So this question is similar to How to pass a python variables to shell script in azure databricks notebookbles.? but it's slightly different.
I have a notebook that runs other notebook few times with different arguments and the issue is one of the arguments needs to be environmental variable used by shell (in this case I pass the variable that is the name of the directory where I clone git repo to). Everything works fine if I run notebook by notebook. However I was hoping to run as threads.And in that case env variables are overwritten (obviously).

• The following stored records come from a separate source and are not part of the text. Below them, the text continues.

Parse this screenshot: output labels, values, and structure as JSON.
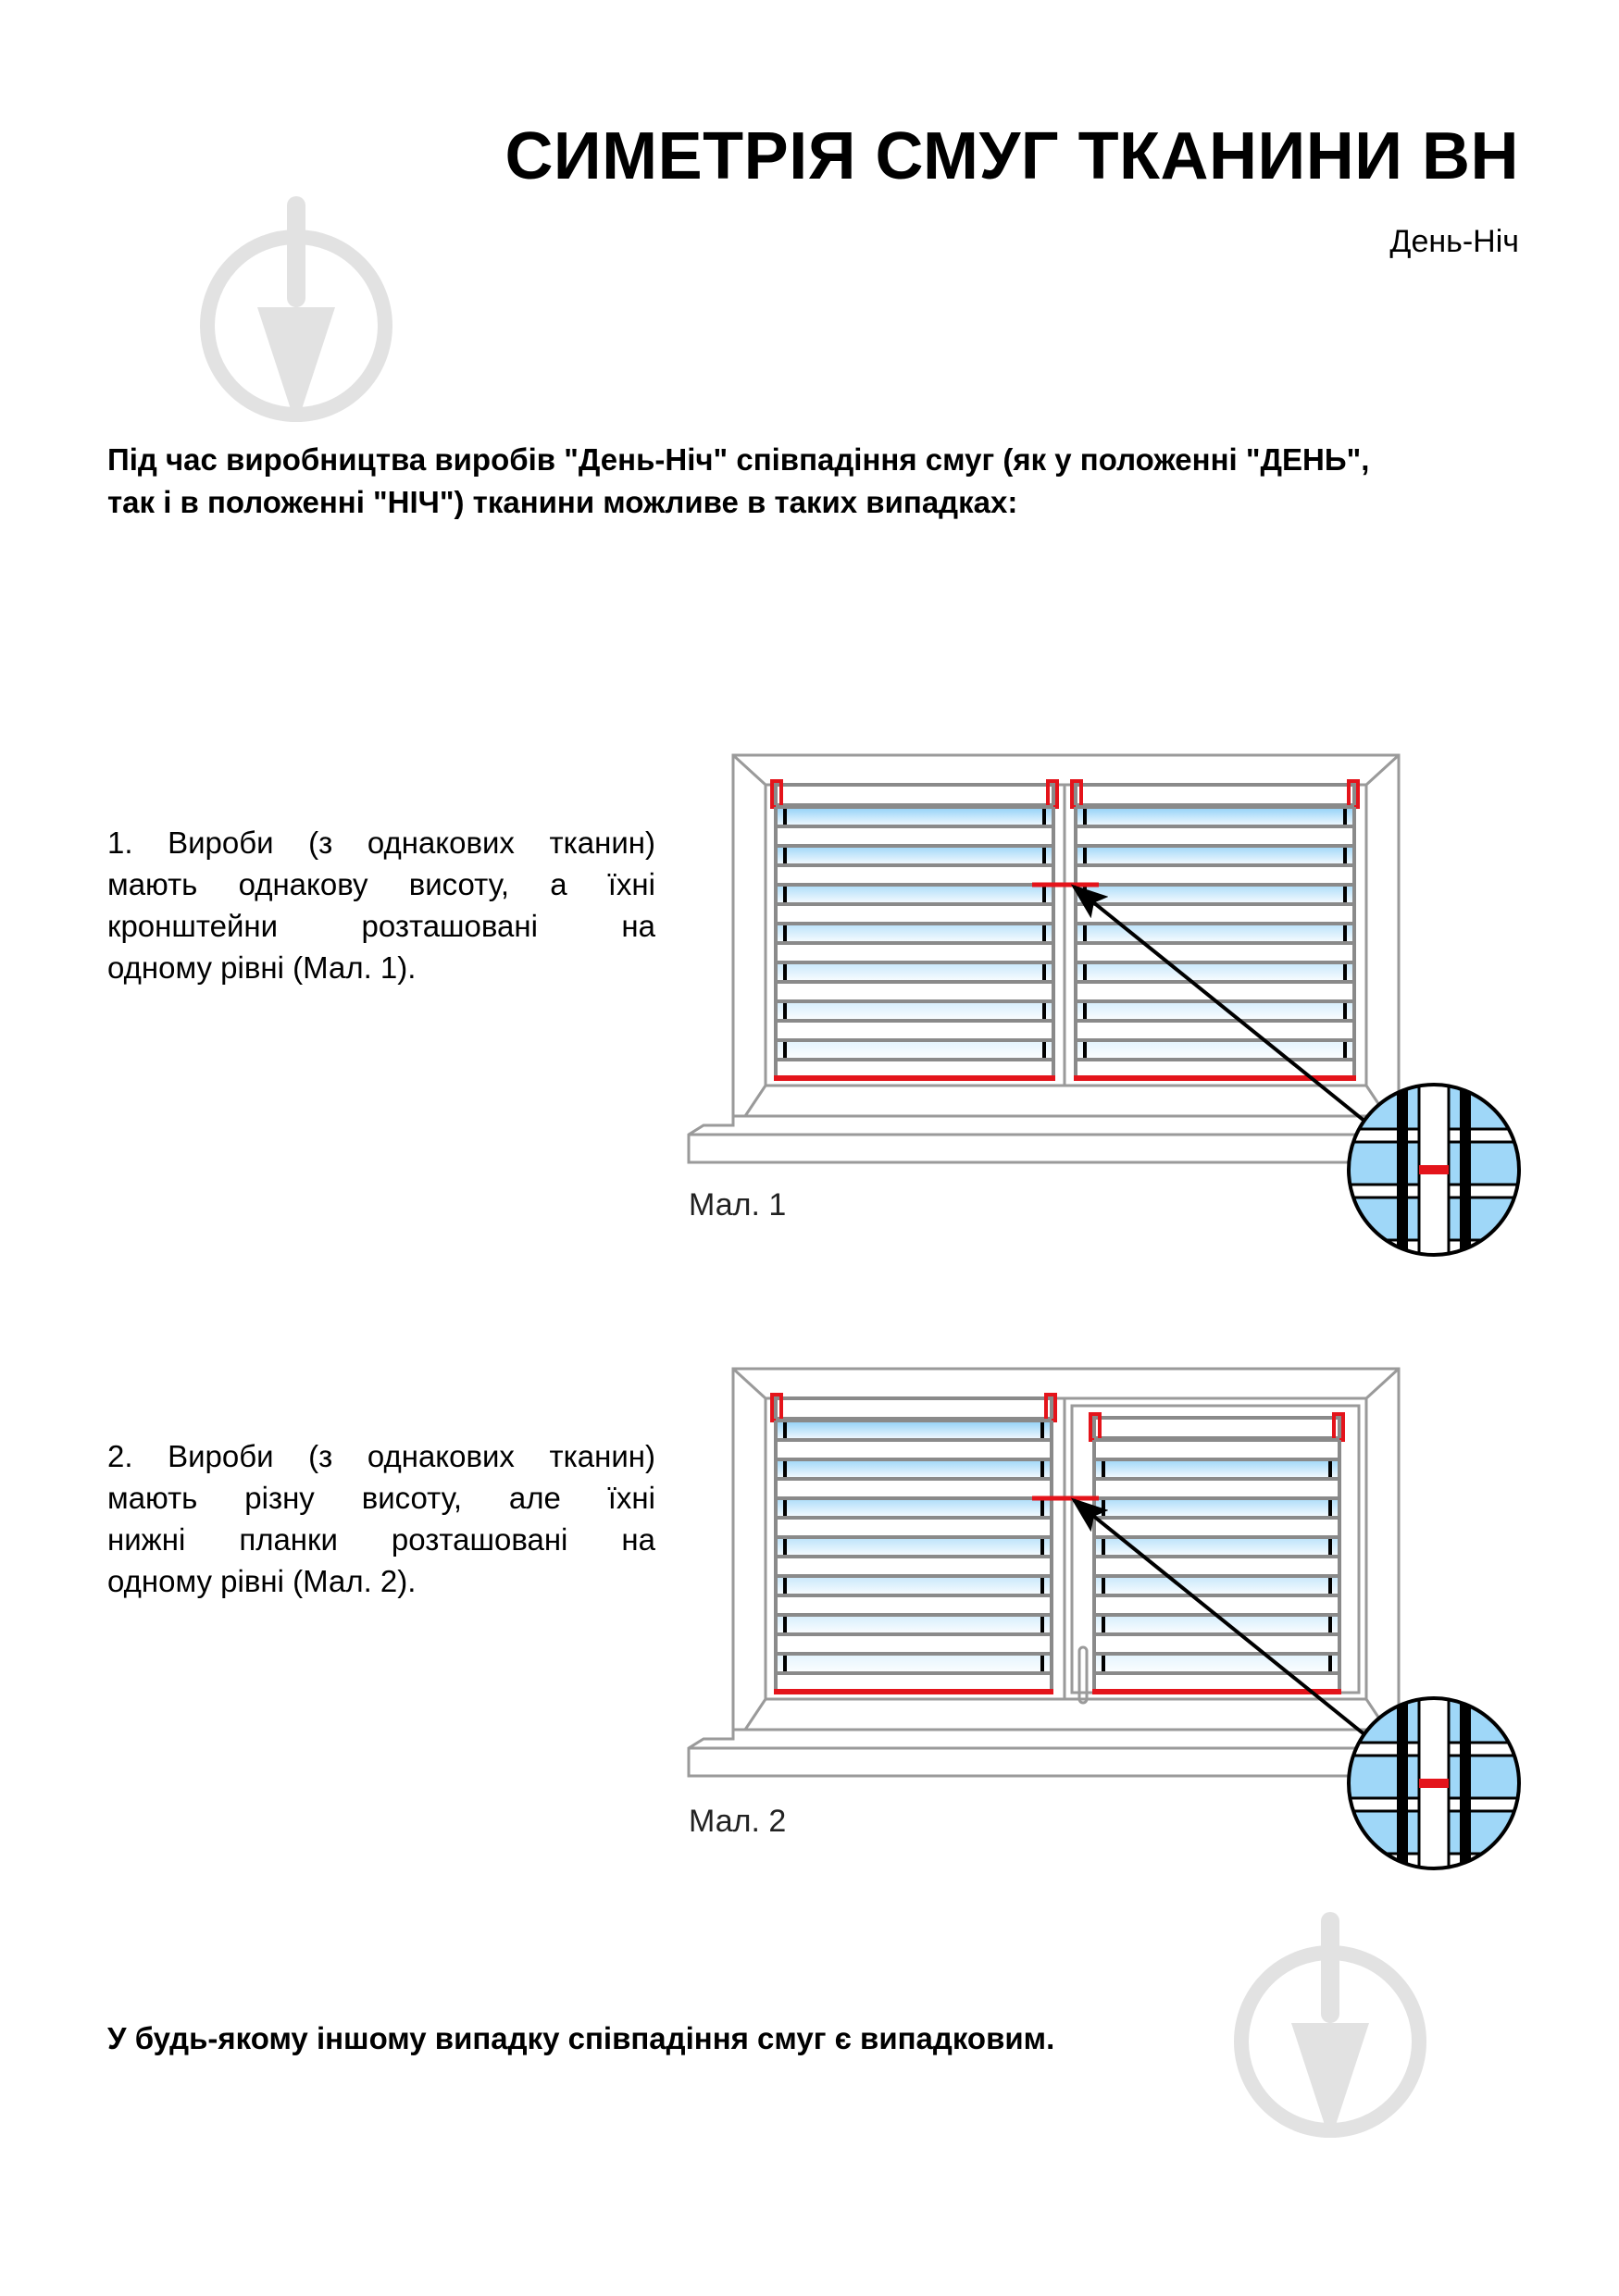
{
  "header": {
    "title": "СИМЕТРІЯ СМУГ ТКАНИНИ ВН",
    "subtitle": "День-Ніч"
  },
  "intro": {
    "lines": [
      "Під час виробництва виробів \"День-Ніч\" співпадіння смуг (як у положенні \"ДЕНЬ\",",
      "так і в положенні \"НІЧ\") тканини можливе в таких випадках:"
    ]
  },
  "cases": [
    {
      "lines": [
        "1. Вироби (з однакових тканин)",
        "мають однакову висоту, а їхні",
        "кронштейни розташовані на",
        "одному рівні (Мал. 1)."
      ],
      "caption": "Мал. 1"
    },
    {
      "lines": [
        "2. Вироби (з однакових тканин)",
        "мають різну висоту, але їхні",
        "нижні планки розташовані на",
        "одному рівні (Мал. 2)."
      ],
      "caption": "Мал. 2"
    }
  ],
  "outro": "У будь-якому іншому випадку співпадіння смуг є випадковим.",
  "colors": {
    "accent_red": "#e4141b",
    "frame_gray": "#9a9a9a",
    "slat_gray": "#8a8a8a",
    "sheer_blue": "#8fd0f7",
    "watermark": "#e2e2e2"
  },
  "icons": [
    "trowel-watermark-icon",
    "magnifier-detail-icon",
    "arrow-icon"
  ]
}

I was hoping than there is some smarter way to pass variables between python and shell to avoid overwriting it.
Caller notebook:
from multiprocessing.pool import ThreadPool
pool = ThreadPool(10)
pool.starmap(
lambda schema_name,model_name,branch_name: dbutils.notebook.run(
"testing_workflow",
timeout_seconds = 360,
arguments = {"schema_name":schema_name,
"model_name":model_name,
"branch_name":branch_name}),
(["prod","sp","develop"], ["dev","sp","DE-1006"])
)
Callee notebook
import os
import json
os.environ["git_checkout"] = f"""git clone https://{dbutils.secrets.get(scope = "dev", key = "github_key")}@github.com/xxx/image.git --branch {dbutils.widgets.get("branch_name")} {dbutils.widgets.get("schema_name")}"""
os.environ["schema_name"] = "{0}".format(dbutils.widgets.get("schema_name"))
%sh ${git_checkout}